First published on the YouGen blog
Capital grants to help with the cost of installing renewable heat technologies will be available from 1 August.
Any householder in England, Scotland or Wales can apply for the £300 renewable heat premium payment for solar thermal panels.
However, payments for biomass boilers (£950), air source heat pumps (£850) and ground source heat pumps (£1,250) will only be available to households not heated by gas from the grid.
There are conditions attached to receiving the renewable heat premium payments. You must have basic energy efficiency measures in place and the product and installer must both be MCS certified.
In addition, the government is using the premium payments scheme to improve its knowledge of how renewable heat works in practice, in real homes. So once the equipment is installed, you will be asked to fill in two customer surveys, and may be chosen at random to have extra meters attached (free of charge) so performance can be measured.
There is £15m of support available for up to 25,000 renewable heat installations, and the scheme will be reviewed once £10m has been reached. It’s available on a first come, first served basis between 1 August 2011 and 31 March 2012 (unless the money runs out before then). The Energy Saving Trust is handling applications.
It’s great news to hear that there’s going to be research and monitoring into how people use renewable heat, and how well it works in practice. I thoroughly applaud that aspect of the scheme.
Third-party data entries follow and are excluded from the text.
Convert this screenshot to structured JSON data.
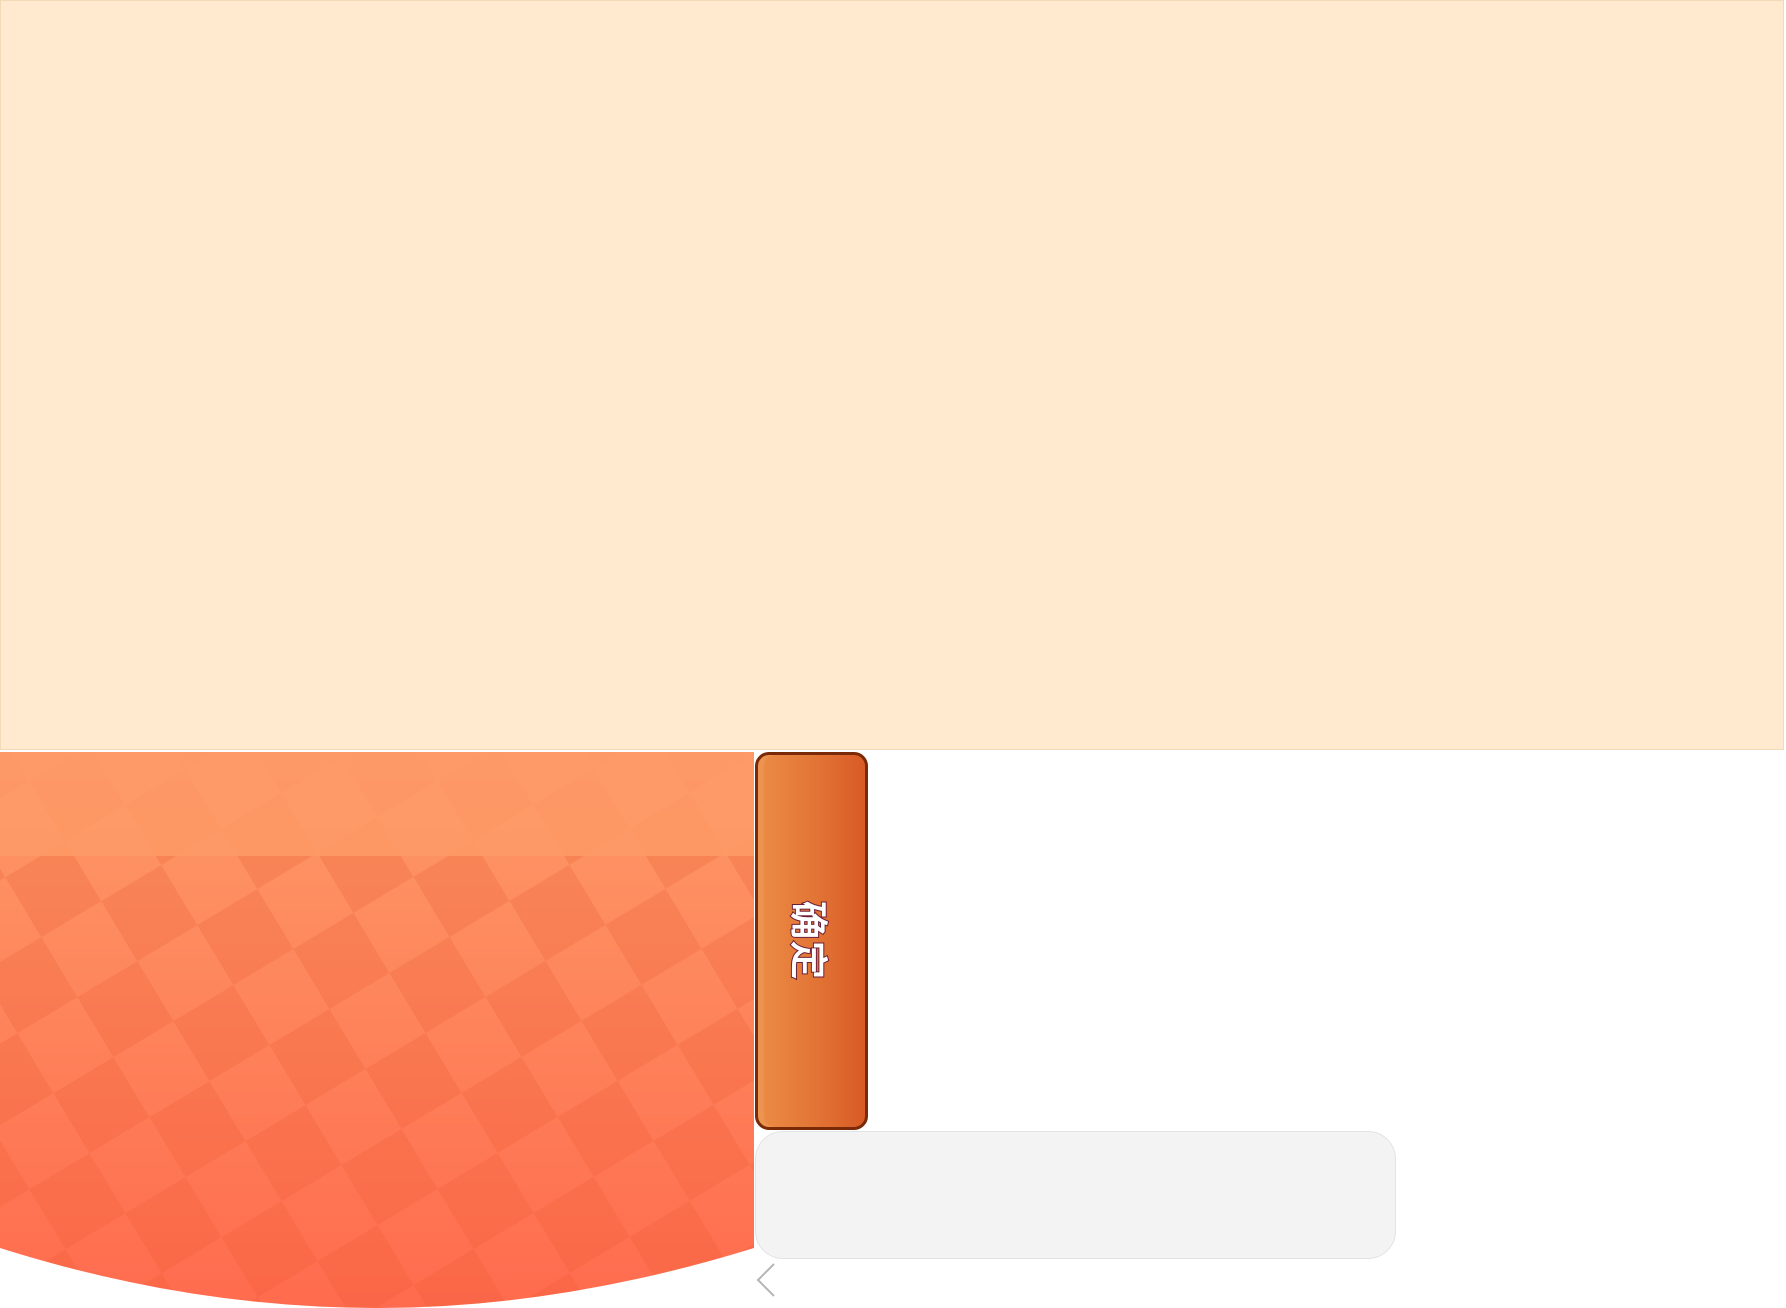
{
  "colors": {
    "top_panel_bg": "#ffe9cf",
    "orange_light": "#fd9a67",
    "orange_dark": "#ff6b4e",
    "button_border": "#7a2a06",
    "field_bg": "#f3f3f3"
  },
  "confirm_button": {
    "label": "确定"
  },
  "icons": {
    "back": "chevron-left-icon"
  }
}
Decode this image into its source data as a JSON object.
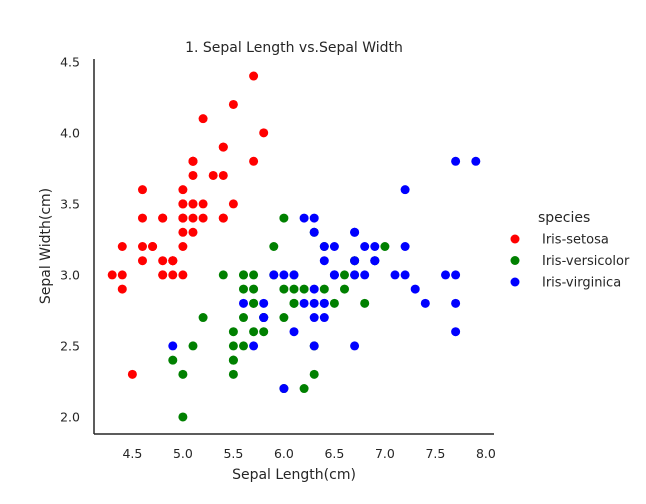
{
  "chart_data": {
    "type": "scatter",
    "title": "1. Sepal Length vs.Sepal Width",
    "xlabel": "Sepal Length(cm)",
    "ylabel": "Sepal Width(cm)",
    "xlim": [
      4.12,
      8.08
    ],
    "ylim": [
      1.88,
      4.52
    ],
    "xticks": [
      "4.5",
      "5.0",
      "5.5",
      "6.0",
      "6.5",
      "7.0",
      "7.5",
      "8.0"
    ],
    "yticks": [
      "2.0",
      "2.5",
      "3.0",
      "3.5",
      "4.0",
      "4.5"
    ],
    "grid": false,
    "legend": {
      "title": "species",
      "placement": "right"
    },
    "series": [
      {
        "name": "Iris-setosa",
        "color": "#ff0000",
        "points": [
          [
            5.1,
            3.5
          ],
          [
            4.9,
            3.0
          ],
          [
            4.7,
            3.2
          ],
          [
            4.6,
            3.1
          ],
          [
            5.0,
            3.6
          ],
          [
            5.4,
            3.9
          ],
          [
            4.6,
            3.4
          ],
          [
            5.0,
            3.4
          ],
          [
            4.4,
            2.9
          ],
          [
            4.9,
            3.1
          ],
          [
            5.4,
            3.7
          ],
          [
            4.8,
            3.4
          ],
          [
            4.8,
            3.0
          ],
          [
            4.3,
            3.0
          ],
          [
            5.8,
            4.0
          ],
          [
            5.7,
            4.4
          ],
          [
            5.4,
            3.9
          ],
          [
            5.1,
            3.5
          ],
          [
            5.7,
            3.8
          ],
          [
            5.1,
            3.8
          ],
          [
            5.4,
            3.4
          ],
          [
            5.1,
            3.7
          ],
          [
            4.6,
            3.6
          ],
          [
            5.1,
            3.3
          ],
          [
            4.8,
            3.4
          ],
          [
            5.0,
            3.0
          ],
          [
            5.0,
            3.4
          ],
          [
            5.2,
            3.5
          ],
          [
            5.2,
            3.4
          ],
          [
            4.7,
            3.2
          ],
          [
            4.8,
            3.1
          ],
          [
            5.4,
            3.4
          ],
          [
            5.2,
            4.1
          ],
          [
            5.5,
            4.2
          ],
          [
            4.9,
            3.1
          ],
          [
            5.0,
            3.2
          ],
          [
            5.5,
            3.5
          ],
          [
            4.9,
            3.1
          ],
          [
            4.4,
            3.0
          ],
          [
            5.1,
            3.4
          ],
          [
            5.0,
            3.5
          ],
          [
            4.5,
            2.3
          ],
          [
            4.4,
            3.2
          ],
          [
            5.0,
            3.5
          ],
          [
            5.1,
            3.8
          ],
          [
            4.8,
            3.0
          ],
          [
            5.1,
            3.8
          ],
          [
            4.6,
            3.2
          ],
          [
            5.3,
            3.7
          ],
          [
            5.0,
            3.3
          ]
        ]
      },
      {
        "name": "Iris-versicolor",
        "color": "#008000",
        "points": [
          [
            7.0,
            3.2
          ],
          [
            6.4,
            3.2
          ],
          [
            6.9,
            3.1
          ],
          [
            5.5,
            2.3
          ],
          [
            6.5,
            2.8
          ],
          [
            5.7,
            2.8
          ],
          [
            6.3,
            3.3
          ],
          [
            4.9,
            2.4
          ],
          [
            6.6,
            2.9
          ],
          [
            5.2,
            2.7
          ],
          [
            5.0,
            2.0
          ],
          [
            5.9,
            3.0
          ],
          [
            6.0,
            2.2
          ],
          [
            6.1,
            2.9
          ],
          [
            5.6,
            2.9
          ],
          [
            6.7,
            3.1
          ],
          [
            5.6,
            3.0
          ],
          [
            5.8,
            2.7
          ],
          [
            6.2,
            2.2
          ],
          [
            5.6,
            2.5
          ],
          [
            5.9,
            3.2
          ],
          [
            6.1,
            2.8
          ],
          [
            6.3,
            2.5
          ],
          [
            6.1,
            2.8
          ],
          [
            6.4,
            2.9
          ],
          [
            6.6,
            3.0
          ],
          [
            6.8,
            2.8
          ],
          [
            6.7,
            3.0
          ],
          [
            6.0,
            2.9
          ],
          [
            5.7,
            2.6
          ],
          [
            5.5,
            2.4
          ],
          [
            5.5,
            2.4
          ],
          [
            5.8,
            2.7
          ],
          [
            6.0,
            2.7
          ],
          [
            5.4,
            3.0
          ],
          [
            6.0,
            3.4
          ],
          [
            6.7,
            3.1
          ],
          [
            6.3,
            2.3
          ],
          [
            5.6,
            3.0
          ],
          [
            5.5,
            2.5
          ],
          [
            5.5,
            2.6
          ],
          [
            6.1,
            3.0
          ],
          [
            5.8,
            2.6
          ],
          [
            5.0,
            2.3
          ],
          [
            5.6,
            2.7
          ],
          [
            5.7,
            3.0
          ],
          [
            5.7,
            2.9
          ],
          [
            6.2,
            2.9
          ],
          [
            5.1,
            2.5
          ],
          [
            5.7,
            2.8
          ]
        ]
      },
      {
        "name": "Iris-virginica",
        "color": "#0000ff",
        "points": [
          [
            6.3,
            3.3
          ],
          [
            5.8,
            2.7
          ],
          [
            7.1,
            3.0
          ],
          [
            6.3,
            2.9
          ],
          [
            6.5,
            3.0
          ],
          [
            7.6,
            3.0
          ],
          [
            4.9,
            2.5
          ],
          [
            7.3,
            2.9
          ],
          [
            6.7,
            2.5
          ],
          [
            7.2,
            3.6
          ],
          [
            6.5,
            3.2
          ],
          [
            6.4,
            2.7
          ],
          [
            6.8,
            3.0
          ],
          [
            5.7,
            2.5
          ],
          [
            5.8,
            2.8
          ],
          [
            6.4,
            3.2
          ],
          [
            6.5,
            3.0
          ],
          [
            7.7,
            3.8
          ],
          [
            7.7,
            2.6
          ],
          [
            6.0,
            2.2
          ],
          [
            6.9,
            3.2
          ],
          [
            5.6,
            2.8
          ],
          [
            7.7,
            2.8
          ],
          [
            6.3,
            2.7
          ],
          [
            6.7,
            3.3
          ],
          [
            7.2,
            3.2
          ],
          [
            6.2,
            2.8
          ],
          [
            6.1,
            3.0
          ],
          [
            6.4,
            2.8
          ],
          [
            7.2,
            3.0
          ],
          [
            7.4,
            2.8
          ],
          [
            7.9,
            3.8
          ],
          [
            6.4,
            2.8
          ],
          [
            6.3,
            2.8
          ],
          [
            6.1,
            2.6
          ],
          [
            7.7,
            3.0
          ],
          [
            6.3,
            3.4
          ],
          [
            6.4,
            3.1
          ],
          [
            6.0,
            3.0
          ],
          [
            6.9,
            3.1
          ],
          [
            6.7,
            3.1
          ],
          [
            6.9,
            3.1
          ],
          [
            5.8,
            2.7
          ],
          [
            6.8,
            3.2
          ],
          [
            6.7,
            3.3
          ],
          [
            6.7,
            3.0
          ],
          [
            6.3,
            2.5
          ],
          [
            6.5,
            3.0
          ],
          [
            6.2,
            3.4
          ],
          [
            5.9,
            3.0
          ]
        ]
      }
    ]
  }
}
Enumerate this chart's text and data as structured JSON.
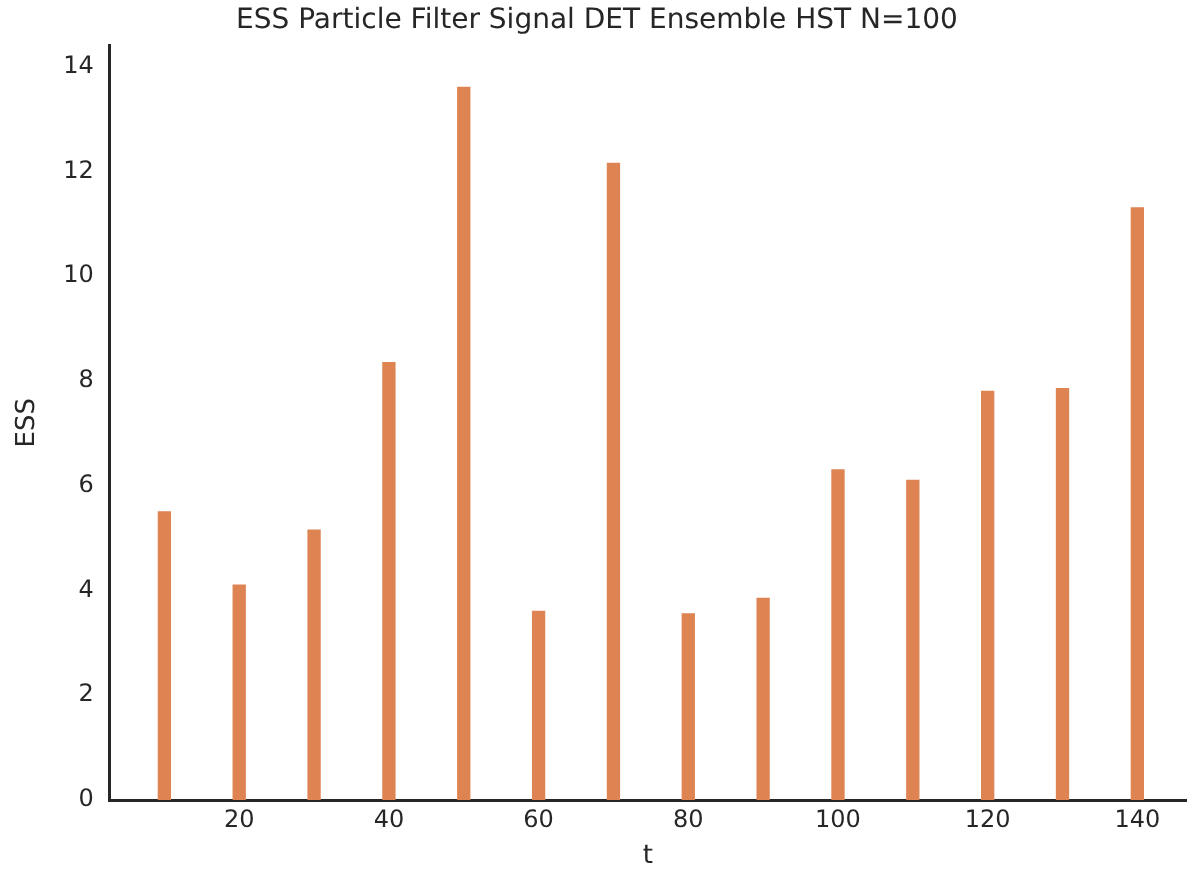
{
  "chart_data": {
    "type": "bar",
    "title": "ESS Particle Filter Signal DET Ensemble HST N=100",
    "xlabel": "t",
    "ylabel": "ESS",
    "x": [
      10,
      20,
      30,
      40,
      50,
      60,
      70,
      80,
      90,
      100,
      110,
      120,
      130,
      140
    ],
    "values": [
      5.5,
      4.1,
      5.15,
      8.35,
      13.6,
      3.6,
      12.15,
      3.55,
      3.85,
      6.3,
      6.1,
      7.8,
      7.85,
      11.3
    ],
    "color": "#dd8452",
    "xlim": [
      2.7,
      146.5
    ],
    "xticks": [
      20,
      40,
      60,
      80,
      100,
      120,
      140
    ],
    "ylim": [
      0,
      14.4
    ],
    "yticks": [
      0,
      2,
      4,
      6,
      8,
      10,
      12,
      14
    ],
    "grid": false,
    "legend": false
  }
}
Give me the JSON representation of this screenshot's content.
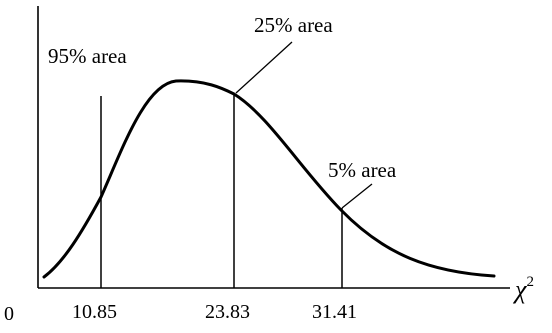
{
  "diagram": {
    "axis": {
      "origin_label": "0",
      "x_symbol": "χ",
      "x_superscript": "2"
    },
    "markers": [
      {
        "id": "m1",
        "tick_label": "10.85",
        "annotation": "95% area"
      },
      {
        "id": "m2",
        "tick_label": "23.83",
        "annotation": "25% area"
      },
      {
        "id": "m3",
        "tick_label": "31.41",
        "annotation": "5% area"
      }
    ],
    "colors": {
      "stroke": "#000000",
      "background": "#ffffff"
    }
  }
}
However, the government still hasn’t announced what rates will be available for the domestic renewable heat incentive, and what the eligibility criteria are. Without this information, investment in renewable heat is still prohibitively expensive for most people.
In my conversations with installers about the subject, most have dismissed the renewable heat payments as too small to make any difference. A change in the price of oil is much more likely to get their phones ringing.
I realise that this is a difficult chicken and egg situation. Without the findings of their research, the eventual Renewable Heat Incentive probably won’t be as effective in incentivising uptake of solar thermal, biomass boilers and heat pumps. But unless people know the long term financial implications of investment, will these relatively small grants be enough to persuade them to take an expensive gamble?